Extract Time From Mongo ObjectID For Time Range Queries

Injae Lee
2 min readDec 26, 2020

When storing massive amounts of data in data lake or data warehouse solutions with each data entry attached to an ObjectID, the timestamp data embedded in the ObjectID comes in handy for certain time range queries without unnecessary joins. Here are a few example use cases.

  • Summarize 12 month trailing purchase records by user creation/signup time given that user ID’s are ObjectID’s
  • Summarize 12 month trailing activities by user session given that session ID’s are ObjectID’s

In this article, we will look into parsing and using the timestamp part of the ObjectID in Hive and Presto queries.
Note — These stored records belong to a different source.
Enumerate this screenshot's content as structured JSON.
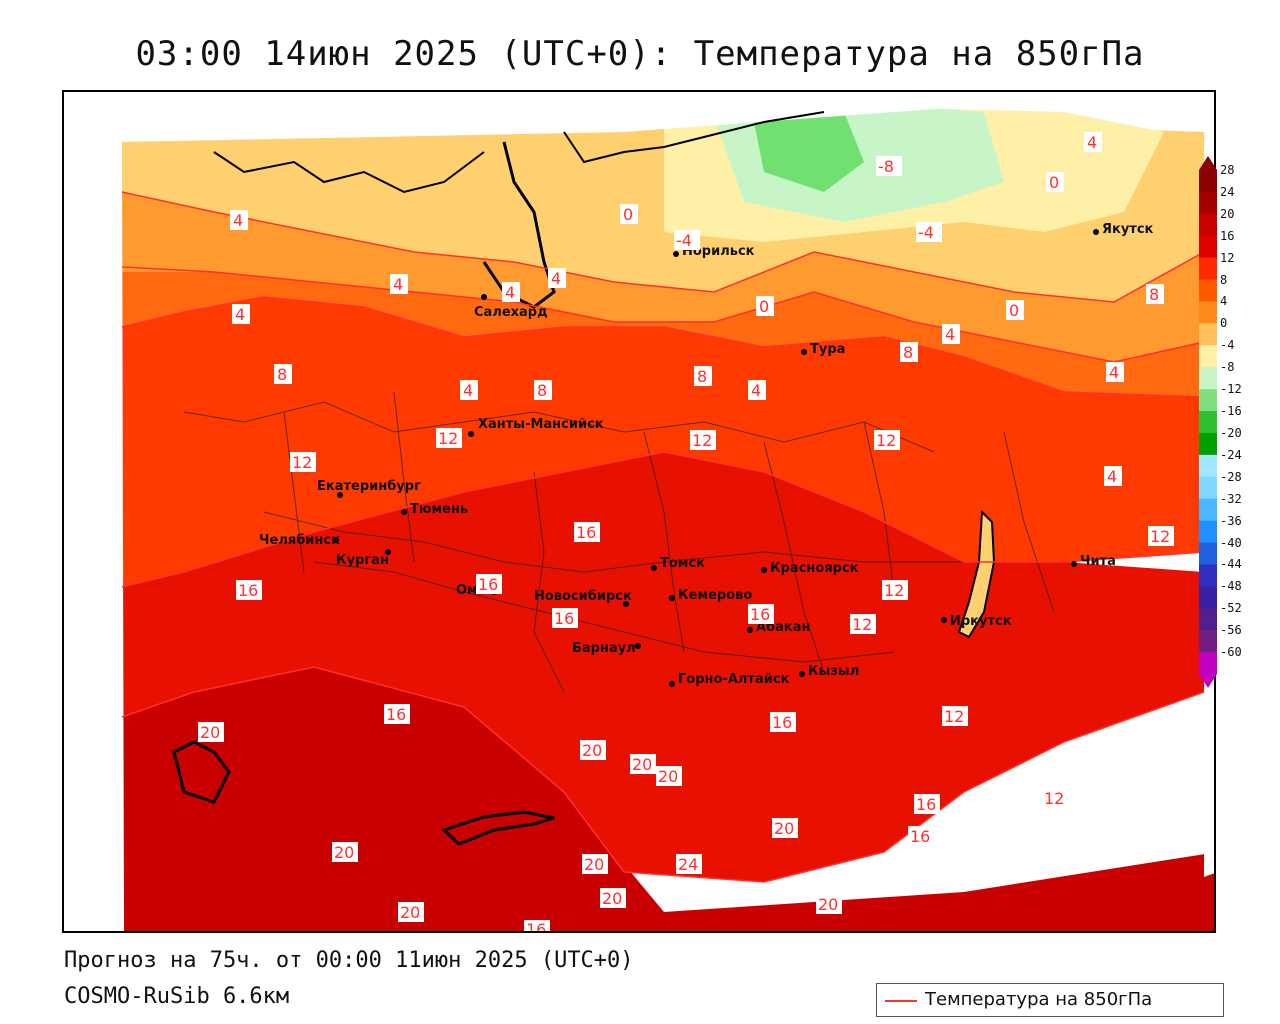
{
  "title": "03:00 14июн 2025 (UTC+0): Температура на 850гПа",
  "footer": {
    "forecast": "Прогноз на 75ч. от 00:00 11июн 2025 (UTC+0)",
    "model": "COSMO-RuSib 6.6км"
  },
  "legend": {
    "label": "Температура на 850гПа",
    "line_color": "#ff3030"
  },
  "colorbar": {
    "ticks": [
      "28",
      "24",
      "20",
      "16",
      "12",
      "8",
      "4",
      "0",
      "-4",
      "-8",
      "-12",
      "-16",
      "-20",
      "-24",
      "-28",
      "-32",
      "-36",
      "-40",
      "-44",
      "-48",
      "-52",
      "-56",
      "-60"
    ],
    "colors": [
      "#8b0000",
      "#a80000",
      "#c80000",
      "#e00000",
      "#ff2a00",
      "#ff5a00",
      "#ff8a1a",
      "#ffc25a",
      "#fff0a8",
      "#c8f5c8",
      "#80e080",
      "#30c030",
      "#00a000",
      "#a0e8ff",
      "#80d8ff",
      "#4ab8ff",
      "#2090ff",
      "#2060e0",
      "#3030c0",
      "#3820a0",
      "#502090",
      "#702080",
      "#c000c0"
    ]
  },
  "cities": [
    {
      "name": "Норильск"
    },
    {
      "name": "Якутск"
    },
    {
      "name": "Салехард"
    },
    {
      "name": "Тура"
    },
    {
      "name": "Ханты-Мансийск"
    },
    {
      "name": "Екатеринбург"
    },
    {
      "name": "Тюмень"
    },
    {
      "name": "Челябинск"
    },
    {
      "name": "Курган"
    },
    {
      "name": "Омск"
    },
    {
      "name": "Новосибирск"
    },
    {
      "name": "Томск"
    },
    {
      "name": "Красноярск"
    },
    {
      "name": "Кемерово"
    },
    {
      "name": "Абакан"
    },
    {
      "name": "Барнаул"
    },
    {
      "name": "Горно-Алтайск"
    },
    {
      "name": "Кызыл"
    },
    {
      "name": "Иркутск"
    },
    {
      "name": "Чита"
    }
  ],
  "isotherm_labels": [
    "4",
    "0",
    "-4",
    "-8",
    "4",
    "0",
    "-4",
    "4",
    "4",
    "4",
    "4",
    "4",
    "0",
    "0",
    "4",
    "8",
    "8",
    "4",
    "8",
    "4",
    "8",
    "4",
    "8",
    "12",
    "12",
    "12",
    "12",
    "12",
    "16",
    "16",
    "16",
    "16",
    "16",
    "16",
    "16",
    "12",
    "12",
    "12",
    "12",
    "16",
    "16",
    "20",
    "20",
    "20",
    "20",
    "20",
    "20",
    "20",
    "24",
    "20",
    "20",
    "20",
    "16"
  ]
}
Before we go further, let’s first look into the anatomy of the 12-byte ObjectID and go into the queries.

Anatomy of the ObjectID

Let’s break down the Mongo ObjectID “5fee6600f75eabce97882944” as an illustration. Depending on the MongoDB version, the anatomy is different. We will look at both but the meaning of the first 4 bytes did not change.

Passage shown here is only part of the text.